Last week The Atlantic tackled the topic of killing the five-day workweek, starting off with a real-world example. Social media management tool Buffer — a fully remote company long before anyone heard of the Rona — trialed a four-day workweek with no decrease in pay last year with some surprising results:

Miraculously—or predictably, if you ask proponents of the four-day workweek—the company seemed to be getting the same amount of work done in less time. It had scaled back on meetings and social events, and employees increased the pace of their day. Nicole Miller, who works in human resources at Buffer, also cited “the principle of work expanding to the time you give it”: When we have 40 hours of work a week, we find ways to work for 40 hours. Buffer might never go back to a five-day week.

At a moment when the future of work is being decided—when businesses are questioning the value of physical office space and when lower-paid workers are agitating for better treatment as the economy reopens—what worked for this small, somewhat quirky tech company might be much less radical than the rest of the American workforce has been led to believe. People who work a four-day week generally report that they’re healthier, happier, and less crunched for time; their employers report that they’re more efficient and more focused. These companies’ success points to a tantalizing possibility: that the conventional approach to work and productivity is fundamentally misguided.

In 2011 my esteemed former colleague Caleb Newquist wrote about a survey in which a whopping 66% of finance professionals said they’d even be willing to take a salary hit of up to $18,000 a year in order to have a shorter workweek. And we know how y’all are about your money.

He touched on the obvious downside to this thusly:

Of course what isn’t mentioned is that even with a four-day work week, a number of people would just end up working longer hours on those four days and would spend a portion of their free day checking email and other various work-related activities. In the Big 4 (and the rest of the top 10-20 firms) however, there are people who are completely satisfied with the status quo and others willing to give their lives for the firm, so there’s little chance that you’ll see a big shift in culture.
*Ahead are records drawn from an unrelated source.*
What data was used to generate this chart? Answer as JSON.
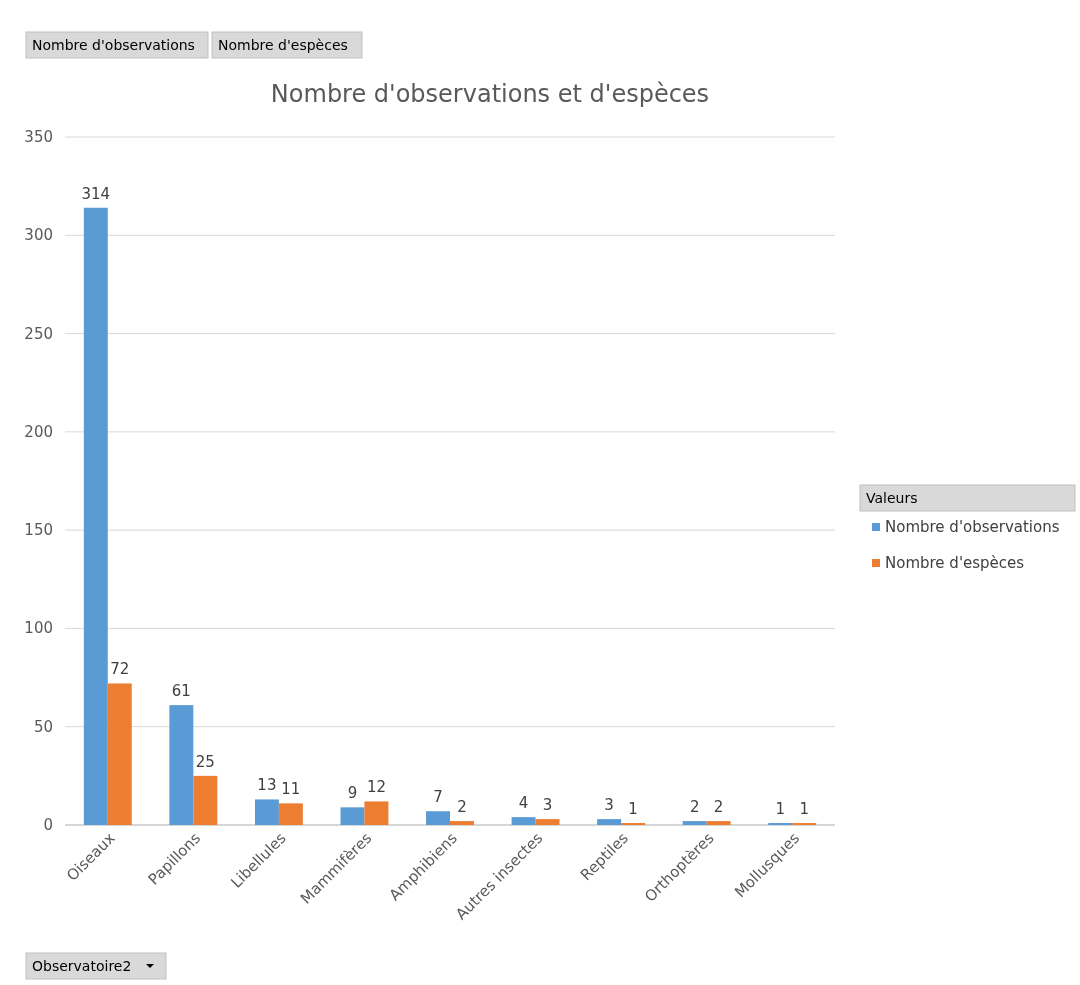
{
  "chart_data": {
    "type": "bar",
    "title": "Nombre d'observations et d'espèces",
    "categories": [
      "Oiseaux",
      "Papillons",
      "Libellules",
      "Mammifères",
      "Amphibiens",
      "Autres insectes",
      "Reptiles",
      "Orthoptères",
      "Mollusques"
    ],
    "series": [
      {
        "name": "Nombre d'observations",
        "color": "#5b9bd5",
        "values": [
          314,
          61,
          13,
          9,
          7,
          4,
          3,
          2,
          1
        ]
      },
      {
        "name": "Nombre d'espèces",
        "color": "#ed7d31",
        "values": [
          72,
          25,
          11,
          12,
          2,
          3,
          1,
          2,
          1
        ]
      }
    ],
    "ylim": [
      0,
      350
    ],
    "yticks": [
      0,
      50,
      100,
      150,
      200,
      250,
      300,
      350
    ],
    "grid": "y",
    "legend": "right",
    "legend_title": "Valeurs",
    "data_labels": true,
    "annotations": [
      "Nombre d'observations",
      "Nombre d'espèces",
      "Observatoire2"
    ]
  }
}
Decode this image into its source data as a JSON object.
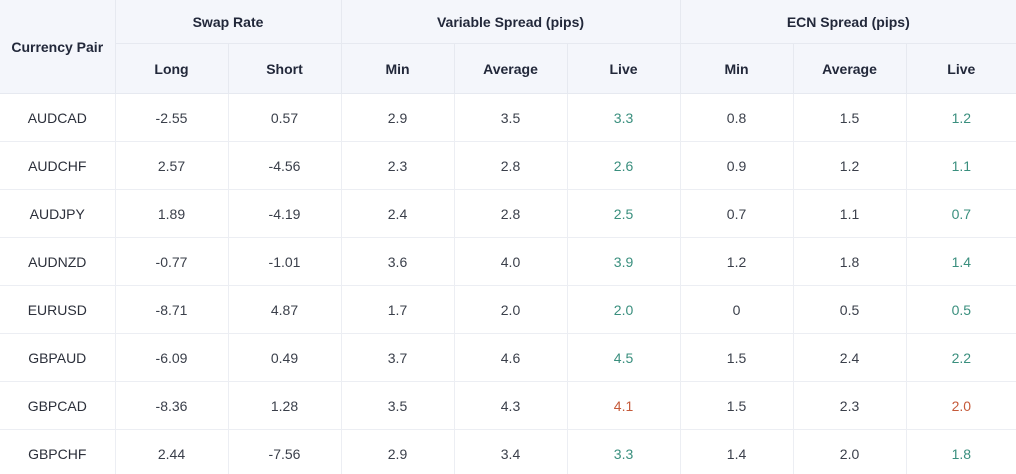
{
  "header": {
    "currency_pair": "Currency Pair",
    "swap_rate": "Swap Rate",
    "variable_spread": "Variable Spread (pips)",
    "ecn_spread": "ECN Spread (pips)",
    "long": "Long",
    "short": "Short",
    "min": "Min",
    "average": "Average",
    "live": "Live"
  },
  "colors": {
    "live_up": "#3a8f7e",
    "live_down": "#c55a3a",
    "header_bg": "#f4f6fb"
  },
  "rows": [
    {
      "pair": "AUDCAD",
      "long": "-2.55",
      "short": "0.57",
      "var_min": "2.9",
      "var_avg": "3.5",
      "var_live": "3.3",
      "var_dir": "up",
      "ecn_min": "0.8",
      "ecn_avg": "1.5",
      "ecn_live": "1.2",
      "ecn_dir": "up"
    },
    {
      "pair": "AUDCHF",
      "long": "2.57",
      "short": "-4.56",
      "var_min": "2.3",
      "var_avg": "2.8",
      "var_live": "2.6",
      "var_dir": "up",
      "ecn_min": "0.9",
      "ecn_avg": "1.2",
      "ecn_live": "1.1",
      "ecn_dir": "up"
    },
    {
      "pair": "AUDJPY",
      "long": "1.89",
      "short": "-4.19",
      "var_min": "2.4",
      "var_avg": "2.8",
      "var_live": "2.5",
      "var_dir": "up",
      "ecn_min": "0.7",
      "ecn_avg": "1.1",
      "ecn_live": "0.7",
      "ecn_dir": "up"
    },
    {
      "pair": "AUDNZD",
      "long": "-0.77",
      "short": "-1.01",
      "var_min": "3.6",
      "var_avg": "4.0",
      "var_live": "3.9",
      "var_dir": "up",
      "ecn_min": "1.2",
      "ecn_avg": "1.8",
      "ecn_live": "1.4",
      "ecn_dir": "up"
    },
    {
      "pair": "EURUSD",
      "long": "-8.71",
      "short": "4.87",
      "var_min": "1.7",
      "var_avg": "2.0",
      "var_live": "2.0",
      "var_dir": "up",
      "ecn_min": "0",
      "ecn_avg": "0.5",
      "ecn_live": "0.5",
      "ecn_dir": "up"
    },
    {
      "pair": "GBPAUD",
      "long": "-6.09",
      "short": "0.49",
      "var_min": "3.7",
      "var_avg": "4.6",
      "var_live": "4.5",
      "var_dir": "up",
      "ecn_min": "1.5",
      "ecn_avg": "2.4",
      "ecn_live": "2.2",
      "ecn_dir": "up"
    },
    {
      "pair": "GBPCAD",
      "long": "-8.36",
      "short": "1.28",
      "var_min": "3.5",
      "var_avg": "4.3",
      "var_live": "4.1",
      "var_dir": "down",
      "ecn_min": "1.5",
      "ecn_avg": "2.3",
      "ecn_live": "2.0",
      "ecn_dir": "down"
    },
    {
      "pair": "GBPCHF",
      "long": "2.44",
      "short": "-7.56",
      "var_min": "2.9",
      "var_avg": "3.4",
      "var_live": "3.3",
      "var_dir": "up",
      "ecn_min": "1.4",
      "ecn_avg": "2.0",
      "ecn_live": "1.8",
      "ecn_dir": "up"
    }
  ]
}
You know, if the Big 4 exodus rages on like it has been this past year or so, there won’t be anyone left at accounting firms but the staunch defenders of the status quo. Funny, their reward for loyalty to the firm will just be more work because everyone who could share the load got the hell out of there long ago.

The Atlantic piece goes on to suggest — and this will come as a shock to some dead weight management at your firm who cannot possibly fathom such a thing — that overworking is nothing to be proud of. Here’s the thing about that. The entire rickety foundation of public accounting is built upon this idea that working more is noble, that you all sacrifice the life in work-life balance for the greater good because that’s just what you do. The firm even relies on you all to regulate one another, constantly measuring yourselves against your colleagues because obviously if ol’ Kevin on the team went to his kid’s soccer game one Sunday instead of billing half a day buried in an Excel sheet, then he must be a huge piece of shit who is dragging you all down. Kevin may or may not be a piece of shit, but the bigger piece of shit is the firm management understaffing the team and expecting you to do more and more work for the same amount of money.

The Atlantic piece continues:

Regardless of any benefits to businesses, stripping away all of work’s extra scaffolding and paying people the same amount for fewer hours—whether they’re salaried or paid hourly—would genuinely nurture human flourishing. It would make caregiving, personal development, and the management of modern life easier for people across the economic spectrum. And it would reignite an essential but long-forgotten moral project: making American life less about work.

That sound you just heard? Partners’ spleens recoiling up into their throats at the batshit insane concept of life being more than work. The horror!

Maybe if the Big 4 exodus gets bad enough one of the firms will get so desperate they float the idea of a four-day workweek to recruit talent. Hopefully it doesn’t work out like that whole “unlimited” PTO thing.